Next-Token Prediction, Not Database Lookup
ChatGPT generates every response, including citations, by predicting the most statistically likely next word or token given everything generated so far, based on patterns learned from its training data. When asked to cite a source, it does not search a live database of academic papers — by default, it has no connection to one. Instead, it produces a sequence of tokens shaped like a citation: an author name pattern, a journal name pattern, a year, and often a DOI-formatted string, because all of those patterns appeared frequently enough in training data for the model to reproduce their shape convincingly.
This is the central technical fact that explains the entire phenomenon: the model isn't retrieving a citation and getting it wrong. It's generating a citation-shaped output from a process that has no concept of 'real' versus 'fabricated,' because both categories were represented in training data as the same kind of token sequence.
Why This Persists Across Model Versions
Each new version of ChatGPT improves general capability, reasoning, and the breadth of patterns it can reproduce convincingly — which, counterintuitively, can make fabricated citations more convincing rather than less, since a more capable model generates more plausible-sounding fabrications. The underlying mechanism — generation without retrieval by default — doesn't change with model improvements unless retrieval is specifically built in and active for that conversation.

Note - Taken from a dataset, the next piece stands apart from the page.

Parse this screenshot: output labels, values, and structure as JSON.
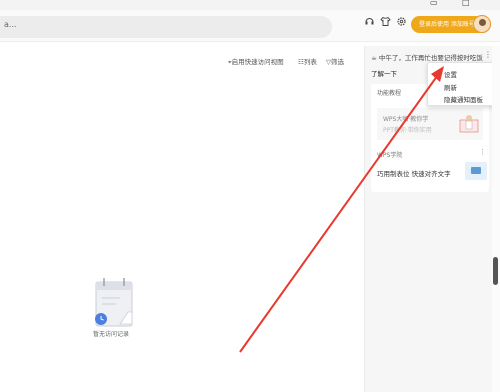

Versions of ChatGPT with browsing or retrieval tools enabled can reduce hallucination by actually looking sources up in some contexts, but this depends on the tool being active and used for the specific request — it isn't a guaranteed behavior, and citation tasks performed without an active retrieval tool remain subject to the same generation-without-verification pattern.
Why Proofreading Doesn't Catch It
A fabricated ChatGPT citation is generated with the same fluency, formatting confidence, and internal consistency as a real one, because both are produced by the identical generation process. There is no stylistic tell, no hedging language, no lower confidence signal that distinguishes a hallucinated citation from a real one in the text itself. The only reliable way to distinguish them is checking whether the citation resolves to a real document — which requires either a structural completeness check (does it have a verifiable identifier at all) or a direct database lookup (does this specific source exist).